If you're worried that the occasionally frustrating experience could get in your way, Moving Out has an assistance mode. In this mode, we can activate a few modifiers that make the experience a little easier, such as giving you more lenient time limits or vanishing items once they're in your truck, so you can avoid having to stack them so they don't fall out. You can opt for one or all of these assists if you find certain areas especially challenging, which makes it easier to play regardless of skill level and experience. There is even a dyslexic-friendly mode to make the text more easily readable.

From a technical standpoint, Moving Out is fine. It goes for cute and goofy visuals that work well within the context of the game. As such, performance isn't an issue and the game looks decent on the Switch, regardless of playing in handheld mode or on a TV in docked mode.

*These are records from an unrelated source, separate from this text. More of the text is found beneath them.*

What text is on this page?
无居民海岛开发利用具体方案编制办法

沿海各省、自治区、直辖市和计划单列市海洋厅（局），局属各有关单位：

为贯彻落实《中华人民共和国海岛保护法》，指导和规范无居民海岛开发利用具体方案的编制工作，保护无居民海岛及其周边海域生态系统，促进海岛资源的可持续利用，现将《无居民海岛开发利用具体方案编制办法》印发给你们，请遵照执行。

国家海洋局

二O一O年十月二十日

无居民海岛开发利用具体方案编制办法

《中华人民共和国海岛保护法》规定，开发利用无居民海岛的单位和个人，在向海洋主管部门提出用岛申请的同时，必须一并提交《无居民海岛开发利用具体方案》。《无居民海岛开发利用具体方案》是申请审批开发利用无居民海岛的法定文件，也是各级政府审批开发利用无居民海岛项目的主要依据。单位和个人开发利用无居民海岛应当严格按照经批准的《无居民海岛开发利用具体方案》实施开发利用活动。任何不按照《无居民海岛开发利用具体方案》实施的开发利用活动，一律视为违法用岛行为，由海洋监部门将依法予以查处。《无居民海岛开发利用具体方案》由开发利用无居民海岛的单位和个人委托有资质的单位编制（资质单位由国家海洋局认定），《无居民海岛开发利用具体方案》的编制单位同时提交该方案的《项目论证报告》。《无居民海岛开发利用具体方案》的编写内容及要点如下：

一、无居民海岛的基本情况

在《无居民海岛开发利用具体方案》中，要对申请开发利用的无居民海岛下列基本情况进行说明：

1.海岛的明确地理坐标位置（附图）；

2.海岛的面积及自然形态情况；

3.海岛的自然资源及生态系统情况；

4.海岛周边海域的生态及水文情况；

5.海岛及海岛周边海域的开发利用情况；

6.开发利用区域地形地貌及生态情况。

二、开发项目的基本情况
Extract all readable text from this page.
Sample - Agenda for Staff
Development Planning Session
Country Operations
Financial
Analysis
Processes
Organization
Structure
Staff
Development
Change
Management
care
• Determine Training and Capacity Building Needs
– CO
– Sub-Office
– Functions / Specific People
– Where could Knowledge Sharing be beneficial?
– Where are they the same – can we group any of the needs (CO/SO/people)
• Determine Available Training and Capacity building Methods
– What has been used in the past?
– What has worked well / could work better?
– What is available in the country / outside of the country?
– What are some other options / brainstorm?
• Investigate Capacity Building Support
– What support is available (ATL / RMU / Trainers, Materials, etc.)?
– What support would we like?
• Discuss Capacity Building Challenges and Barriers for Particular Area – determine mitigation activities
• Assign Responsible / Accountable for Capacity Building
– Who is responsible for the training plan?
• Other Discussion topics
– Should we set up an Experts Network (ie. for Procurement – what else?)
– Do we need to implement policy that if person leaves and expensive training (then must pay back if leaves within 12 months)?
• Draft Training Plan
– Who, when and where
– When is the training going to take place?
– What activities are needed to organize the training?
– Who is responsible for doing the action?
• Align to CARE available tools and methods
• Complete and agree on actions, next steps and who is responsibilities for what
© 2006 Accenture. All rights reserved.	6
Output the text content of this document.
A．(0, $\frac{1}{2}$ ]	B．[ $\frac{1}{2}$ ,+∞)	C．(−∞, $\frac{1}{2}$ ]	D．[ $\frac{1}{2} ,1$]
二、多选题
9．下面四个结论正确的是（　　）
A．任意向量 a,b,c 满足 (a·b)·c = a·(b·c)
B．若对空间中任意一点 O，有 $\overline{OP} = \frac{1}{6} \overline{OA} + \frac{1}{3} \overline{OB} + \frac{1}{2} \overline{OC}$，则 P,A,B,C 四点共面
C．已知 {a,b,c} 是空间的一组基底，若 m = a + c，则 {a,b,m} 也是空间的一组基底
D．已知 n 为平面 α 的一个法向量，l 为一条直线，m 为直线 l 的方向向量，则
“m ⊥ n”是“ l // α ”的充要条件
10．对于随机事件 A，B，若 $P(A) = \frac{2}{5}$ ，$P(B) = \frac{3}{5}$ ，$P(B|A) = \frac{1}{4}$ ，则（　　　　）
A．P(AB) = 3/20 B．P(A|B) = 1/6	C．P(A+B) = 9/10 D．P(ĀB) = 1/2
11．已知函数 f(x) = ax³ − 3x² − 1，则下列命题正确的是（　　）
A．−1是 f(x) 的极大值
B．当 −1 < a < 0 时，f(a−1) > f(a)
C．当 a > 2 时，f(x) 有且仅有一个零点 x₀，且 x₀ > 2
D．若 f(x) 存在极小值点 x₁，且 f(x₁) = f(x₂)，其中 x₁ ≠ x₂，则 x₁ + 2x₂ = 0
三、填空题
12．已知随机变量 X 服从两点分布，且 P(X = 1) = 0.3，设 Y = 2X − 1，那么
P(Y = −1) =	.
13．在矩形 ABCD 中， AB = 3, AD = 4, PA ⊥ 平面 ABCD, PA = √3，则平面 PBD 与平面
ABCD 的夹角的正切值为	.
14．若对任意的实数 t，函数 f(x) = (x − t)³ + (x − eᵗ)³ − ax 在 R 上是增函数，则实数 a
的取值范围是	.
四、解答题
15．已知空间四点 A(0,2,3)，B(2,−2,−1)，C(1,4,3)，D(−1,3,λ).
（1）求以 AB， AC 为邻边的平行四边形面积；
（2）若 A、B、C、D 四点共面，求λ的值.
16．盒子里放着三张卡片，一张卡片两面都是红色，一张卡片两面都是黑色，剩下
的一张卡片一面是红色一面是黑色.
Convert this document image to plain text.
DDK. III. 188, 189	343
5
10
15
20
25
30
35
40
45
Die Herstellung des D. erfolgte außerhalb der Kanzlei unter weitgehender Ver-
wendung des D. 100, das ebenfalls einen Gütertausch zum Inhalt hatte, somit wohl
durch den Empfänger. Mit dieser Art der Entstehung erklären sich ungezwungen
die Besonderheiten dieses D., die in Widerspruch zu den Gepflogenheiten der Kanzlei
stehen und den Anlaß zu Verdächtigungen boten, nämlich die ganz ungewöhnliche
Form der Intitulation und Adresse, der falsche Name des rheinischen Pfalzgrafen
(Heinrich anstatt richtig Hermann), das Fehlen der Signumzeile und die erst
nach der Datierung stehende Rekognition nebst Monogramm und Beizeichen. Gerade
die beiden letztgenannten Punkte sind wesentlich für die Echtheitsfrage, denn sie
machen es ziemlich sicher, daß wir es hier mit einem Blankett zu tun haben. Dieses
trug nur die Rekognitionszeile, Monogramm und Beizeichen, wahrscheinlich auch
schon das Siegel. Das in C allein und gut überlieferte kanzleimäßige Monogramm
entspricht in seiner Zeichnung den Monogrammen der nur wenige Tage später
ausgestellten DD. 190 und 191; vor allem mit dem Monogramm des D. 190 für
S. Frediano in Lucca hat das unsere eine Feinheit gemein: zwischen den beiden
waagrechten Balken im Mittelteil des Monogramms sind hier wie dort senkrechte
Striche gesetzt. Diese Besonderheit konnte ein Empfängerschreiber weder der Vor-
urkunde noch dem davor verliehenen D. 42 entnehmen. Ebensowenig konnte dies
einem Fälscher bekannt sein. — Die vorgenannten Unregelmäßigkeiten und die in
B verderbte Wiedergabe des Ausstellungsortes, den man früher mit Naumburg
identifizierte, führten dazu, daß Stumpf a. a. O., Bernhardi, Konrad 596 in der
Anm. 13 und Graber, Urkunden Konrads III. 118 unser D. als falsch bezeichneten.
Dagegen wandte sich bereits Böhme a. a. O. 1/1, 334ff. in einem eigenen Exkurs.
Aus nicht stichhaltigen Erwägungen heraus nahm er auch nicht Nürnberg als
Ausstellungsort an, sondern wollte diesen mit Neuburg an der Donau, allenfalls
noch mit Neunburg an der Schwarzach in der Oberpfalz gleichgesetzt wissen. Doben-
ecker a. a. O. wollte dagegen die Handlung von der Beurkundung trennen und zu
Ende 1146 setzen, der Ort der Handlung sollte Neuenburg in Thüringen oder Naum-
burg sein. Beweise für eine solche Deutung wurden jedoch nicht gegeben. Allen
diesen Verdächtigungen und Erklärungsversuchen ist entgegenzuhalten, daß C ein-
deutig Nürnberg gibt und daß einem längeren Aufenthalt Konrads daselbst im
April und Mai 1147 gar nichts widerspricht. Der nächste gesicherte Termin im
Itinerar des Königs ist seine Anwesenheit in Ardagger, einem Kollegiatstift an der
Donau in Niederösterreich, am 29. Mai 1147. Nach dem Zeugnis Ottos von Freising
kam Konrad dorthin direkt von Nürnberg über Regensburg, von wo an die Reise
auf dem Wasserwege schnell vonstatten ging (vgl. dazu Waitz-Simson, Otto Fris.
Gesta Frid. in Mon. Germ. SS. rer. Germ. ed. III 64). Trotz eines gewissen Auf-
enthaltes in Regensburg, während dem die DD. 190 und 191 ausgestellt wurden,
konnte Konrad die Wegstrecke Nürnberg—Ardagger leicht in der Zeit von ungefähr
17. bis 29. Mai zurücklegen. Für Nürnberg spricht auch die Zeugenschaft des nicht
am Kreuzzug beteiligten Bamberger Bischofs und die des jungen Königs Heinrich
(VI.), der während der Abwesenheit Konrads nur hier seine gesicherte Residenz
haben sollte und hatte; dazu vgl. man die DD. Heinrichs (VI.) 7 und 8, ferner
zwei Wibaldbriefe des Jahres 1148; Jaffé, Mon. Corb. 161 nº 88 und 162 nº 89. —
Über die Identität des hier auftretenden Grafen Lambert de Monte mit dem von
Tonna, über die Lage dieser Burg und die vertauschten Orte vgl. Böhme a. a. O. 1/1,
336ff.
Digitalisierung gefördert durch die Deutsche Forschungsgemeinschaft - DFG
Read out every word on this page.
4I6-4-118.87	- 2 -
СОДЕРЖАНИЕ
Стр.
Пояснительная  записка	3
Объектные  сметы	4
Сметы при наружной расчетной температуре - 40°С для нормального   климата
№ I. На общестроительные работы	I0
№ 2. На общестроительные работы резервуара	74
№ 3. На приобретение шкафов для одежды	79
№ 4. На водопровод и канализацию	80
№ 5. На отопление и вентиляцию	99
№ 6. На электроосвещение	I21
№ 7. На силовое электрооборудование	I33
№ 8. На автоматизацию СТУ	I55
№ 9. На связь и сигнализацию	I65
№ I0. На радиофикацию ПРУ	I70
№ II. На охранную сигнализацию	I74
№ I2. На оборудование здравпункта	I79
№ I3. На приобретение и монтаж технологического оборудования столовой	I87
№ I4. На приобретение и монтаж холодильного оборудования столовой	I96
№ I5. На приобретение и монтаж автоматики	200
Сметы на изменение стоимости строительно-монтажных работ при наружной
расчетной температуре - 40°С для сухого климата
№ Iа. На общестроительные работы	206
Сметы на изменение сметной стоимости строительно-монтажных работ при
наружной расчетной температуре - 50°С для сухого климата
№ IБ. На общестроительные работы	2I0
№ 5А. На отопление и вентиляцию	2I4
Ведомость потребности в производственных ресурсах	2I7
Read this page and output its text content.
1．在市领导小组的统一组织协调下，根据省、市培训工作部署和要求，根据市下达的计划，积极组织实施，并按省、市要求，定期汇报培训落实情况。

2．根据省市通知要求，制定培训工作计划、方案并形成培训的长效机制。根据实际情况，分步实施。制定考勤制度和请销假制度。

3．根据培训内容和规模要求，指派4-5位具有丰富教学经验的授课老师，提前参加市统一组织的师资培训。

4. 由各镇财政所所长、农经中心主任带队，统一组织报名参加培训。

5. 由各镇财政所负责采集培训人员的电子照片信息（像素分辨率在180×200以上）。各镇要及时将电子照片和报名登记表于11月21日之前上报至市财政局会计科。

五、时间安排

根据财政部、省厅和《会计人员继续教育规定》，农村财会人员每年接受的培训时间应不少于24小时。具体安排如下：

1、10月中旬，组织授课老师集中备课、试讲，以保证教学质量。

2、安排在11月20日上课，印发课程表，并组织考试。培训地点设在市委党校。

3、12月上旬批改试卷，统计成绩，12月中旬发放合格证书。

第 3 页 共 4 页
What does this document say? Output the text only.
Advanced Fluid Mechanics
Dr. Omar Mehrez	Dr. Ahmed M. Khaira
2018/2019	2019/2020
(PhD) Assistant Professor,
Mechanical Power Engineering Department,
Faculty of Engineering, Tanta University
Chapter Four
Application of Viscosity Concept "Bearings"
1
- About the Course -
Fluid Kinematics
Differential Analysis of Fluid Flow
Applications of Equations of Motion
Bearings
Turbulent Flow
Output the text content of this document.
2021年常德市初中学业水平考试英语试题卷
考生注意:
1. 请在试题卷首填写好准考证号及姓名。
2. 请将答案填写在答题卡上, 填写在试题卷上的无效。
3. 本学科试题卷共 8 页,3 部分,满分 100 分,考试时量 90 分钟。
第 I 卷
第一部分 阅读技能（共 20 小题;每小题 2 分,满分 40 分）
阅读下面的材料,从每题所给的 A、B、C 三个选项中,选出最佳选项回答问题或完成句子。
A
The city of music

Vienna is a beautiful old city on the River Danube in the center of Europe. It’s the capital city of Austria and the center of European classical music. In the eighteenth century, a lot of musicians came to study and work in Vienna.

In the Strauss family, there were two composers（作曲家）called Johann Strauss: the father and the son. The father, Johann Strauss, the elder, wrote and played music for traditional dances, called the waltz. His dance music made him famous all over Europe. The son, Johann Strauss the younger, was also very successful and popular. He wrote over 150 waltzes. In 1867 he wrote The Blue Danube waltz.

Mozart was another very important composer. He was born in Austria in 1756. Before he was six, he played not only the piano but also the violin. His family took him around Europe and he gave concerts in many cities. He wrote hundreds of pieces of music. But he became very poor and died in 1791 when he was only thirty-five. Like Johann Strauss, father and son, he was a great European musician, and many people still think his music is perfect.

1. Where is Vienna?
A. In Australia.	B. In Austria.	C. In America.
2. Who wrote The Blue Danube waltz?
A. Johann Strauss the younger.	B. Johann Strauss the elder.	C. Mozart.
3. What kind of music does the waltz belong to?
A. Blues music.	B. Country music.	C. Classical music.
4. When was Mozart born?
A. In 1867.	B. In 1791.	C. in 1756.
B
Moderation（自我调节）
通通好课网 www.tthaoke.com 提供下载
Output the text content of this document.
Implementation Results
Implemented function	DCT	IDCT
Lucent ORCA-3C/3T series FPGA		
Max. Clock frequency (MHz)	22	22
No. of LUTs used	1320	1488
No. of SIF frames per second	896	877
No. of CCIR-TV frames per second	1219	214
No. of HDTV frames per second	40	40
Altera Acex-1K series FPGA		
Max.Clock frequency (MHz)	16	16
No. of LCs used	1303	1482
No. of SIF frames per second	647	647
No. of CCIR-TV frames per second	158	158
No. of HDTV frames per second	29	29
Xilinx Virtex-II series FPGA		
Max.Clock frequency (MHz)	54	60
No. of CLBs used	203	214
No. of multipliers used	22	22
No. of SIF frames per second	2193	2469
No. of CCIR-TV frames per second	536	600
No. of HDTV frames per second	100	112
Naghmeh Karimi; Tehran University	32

There were a few moments when the frame rate seemed to dip slightly, but beyond that, we did not run into any major issues.

The sound is also wacky and upbeat. It's serviceable and exactly what you would expect from a title like this. As for the controls, apart from a certain floatiness, they work well enough with that extra leeway to allow for failure. The controls are simple and can be reduced to four kinds of input: jumping, throwing, grabbing, and slapping. If you've had fun with games like Overcooked, Moving Out is very much in the same ballpark in terms of complexity and setup.

As the sum of its parts, Moving Out is a fun couch co-op game that will certainly bring you a good dose of fun. The game can feel a bit too formulaic at times. While the tone and presentation are quirky and fun, the title doesn't necessarily strive to be its own thing, which is fine. What does sour the experience a little is that it can occasionally feel too random or tricky to control, and that can turn a fun session into a frustrating ordeal. If you're all out of co-op fodder, Moving Out is a solid and fun couch co-op experience that will satisfy anyone looking for a new way to test the strength of their bonds with friends and family.